En juin 2012 la maison d'édition Idras Publishing et le photographe Sebastian Sardi publient Cirkusz, qu'ils éditent en 1000 exemplaires. Ils ont fait le choix d'un petit format (138 x 144 x 20mm) « to suit the accompany of any travelling circus group » ( pour pouvoir accompagner n'importe quel cirque itinérant dans ses voyages), explique l'artiste. La publication de ce livre a été rendu possible grâce aux subventions de diverses organisations culturelles suédoises. La couverture de l'ouvrage est presque vierge : elle comporte juste un titre, A CIRKUSZ ( « Un cirque » en Hongrois) et un nom, celui de l'auteur. Cette présentation épurée se retrouve au fil de l'ouvrage, dans lequel aucune photographie ne sera légendée. L'artiste dédie son livre-photos « as anyukamnak », à sa mère. Les quelques écrits qui figurent dans l'ouvrage seront traduits en trois langues différentes : le hongrois (langue maternelle de l'auteur), le suédois (langue du pays où il réside) et l'anglais, langage universelle. Le noir et blanc domine l'intégralité des clichés, conférant à l'oeuvre une certaine uniformité. En revanche, les images de Sebastian Sardi revêtent des formats variés : parfois elles occupent une double page ou une page et demie, parfois deux images sont placées côte à côte mais parfois, aussi, une image fait face à une page blanche.
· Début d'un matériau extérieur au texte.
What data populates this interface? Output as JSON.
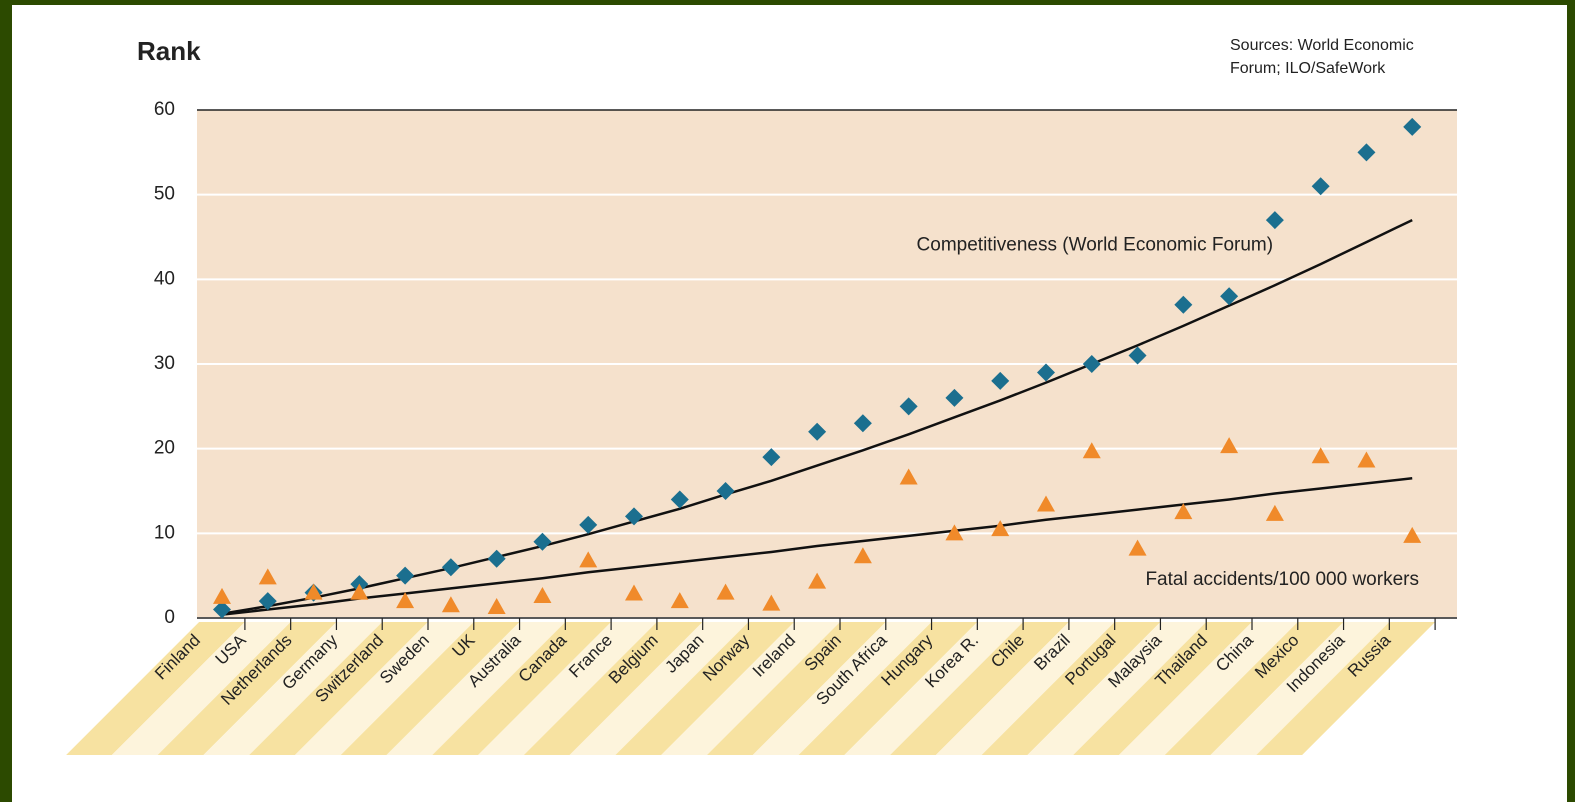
{
  "chart_data": {
    "type": "scatter",
    "y_label": "Rank",
    "source": [
      "Sources: World Economic",
      "Forum; ILO/SafeWork"
    ],
    "categories": [
      "Finland",
      "USA",
      "Netherlands",
      "Germany",
      "Switzerland",
      "Sweden",
      "UK",
      "Australia",
      "Canada",
      "France",
      "Belgium",
      "Japan",
      "Norway",
      "Ireland",
      "Spain",
      "South Africa",
      "Hungary",
      "Korea R.",
      "Chile",
      "Brazil",
      "Portugal",
      "Malaysia",
      "Thailand",
      "China",
      "Mexico",
      "Indonesia",
      "Russia"
    ],
    "series": [
      {
        "color": "#1b6f8f",
        "marker": "diamond",
        "values": [
          1,
          2,
          3,
          4,
          5,
          6,
          7,
          9,
          11,
          12,
          14,
          15,
          19,
          22,
          23,
          25,
          26,
          28,
          29,
          30,
          31,
          37,
          38,
          47,
          51,
          55,
          58
        ],
        "trend": [
          0.5,
          1.4,
          2.4,
          3.5,
          4.7,
          5.9,
          7.2,
          8.5,
          9.9,
          11.4,
          12.9,
          14.6,
          16.2,
          18.0,
          19.8,
          21.7,
          23.7,
          25.7,
          27.8,
          30.0,
          32.2,
          34.5,
          36.9,
          39.3,
          41.8,
          44.4,
          47.0
        ]
      },
      {
        "color": "#f08a2a",
        "marker": "triangle",
        "values": [
          2.5,
          4.8,
          3,
          3,
          2,
          1.5,
          1.3,
          2.6,
          6.8,
          2.9,
          2,
          3,
          1.7,
          4.3,
          7.3,
          16.6,
          10,
          10.5,
          13.4,
          19.7,
          8.2,
          12.5,
          20.3,
          12.3,
          19.1,
          18.6,
          9.7
        ],
        "trend": [
          0.4,
          1.0,
          1.6,
          2.3,
          2.9,
          3.5,
          4.1,
          4.7,
          5.4,
          6.0,
          6.6,
          7.2,
          7.8,
          8.5,
          9.1,
          9.7,
          10.3,
          10.9,
          11.6,
          12.2,
          12.8,
          13.4,
          14.0,
          14.7,
          15.3,
          15.9,
          16.5
        ]
      }
    ],
    "annotations": [
      {
        "text": "Competitiveness (World Economic Forum)",
        "category": 16,
        "value": 44
      },
      {
        "text": "Fatal accidents/100 000 workers",
        "category": 21,
        "value": 4.5
      }
    ],
    "ylim": [
      0,
      60
    ],
    "yticks": [
      0,
      10,
      20,
      30,
      40,
      50,
      60
    ],
    "grid": true,
    "plot_background": "#f5e1cc",
    "trend_color": "#111111"
  }
}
Les clichés du photographes sont précédés d'un court texte intitulé « The art of being part of... » soit « l'art d'appartenir à … », dans lequel le photographe partage quelques instants de sa vie. Ses parents sont hongrois. Les autorités hongroises décident un jour qu'ayant quitté leur pays pendant une trop longue période, ils seront considérés comme des criminels et n'auront plus accès à leur terre natale. Après un bref passage au Danemark, ils s'installent à Tyresö en Suède, ville où Sebastian Sardi va naître et grandir. Le photographe évoque également dans cet écrit, le sentiment de « déracinement » auquel il a été confronté en tant que fils d'immigrants. Il dit ne se sentir réellement appartenir ni au peuple Suédois ni au peuple Hongrois. « Here in Sweden people have difficulties pronouncing my last name, and my grandmother in Hungary thinks i speak Hungarian with an immigrant's accent...» (Ici en Suède, les gens ont des difficultés à prononcer mon nom de famille, et ma grand mère en Hongrie pense que je parle hongrois avec un accent d'immigrant).
© Sebastian Sardi
C'est en 2007 que naît la genèse de Cirkusz. Sebastian Sardi se promène dans un cirque itinérant, arrêté en banlieue de Stockholm, lorsqu'il surprend un groupe de jeunes s'évertuant à détruire le matériel. L'un des employés tentait de faire fuir les voyous, vociférant quelques mots d'hongrois. Suite à cette péripétie, Sebastian Sardi aborde l'artiste et se voit rapidement invité à rejoindre les coulisses. « I took some pictures and from that point I fell right into the world of the circus » (J'ai pris quelques photos et à partir de là je me suis senti à ma place dans l'univers du cirque), explique le photographe. Il retournera souvent dans ce cirque. Il assistera à tous ses spectacles, photographiera ses coulisses, et plus tard il voyagera à ses côtés, vivra parmi ses membres et capturera leur quotidien. « I became part of the circus, eating there and sleeping there » ( Je suis devenu membre du cirque, j'y mangeai, j'y dormais) raconte Sebastian Sardi. Les quatre années suivantes, l'artiste renouvelle l’expérience auprès de cinq autres cirques itinérants.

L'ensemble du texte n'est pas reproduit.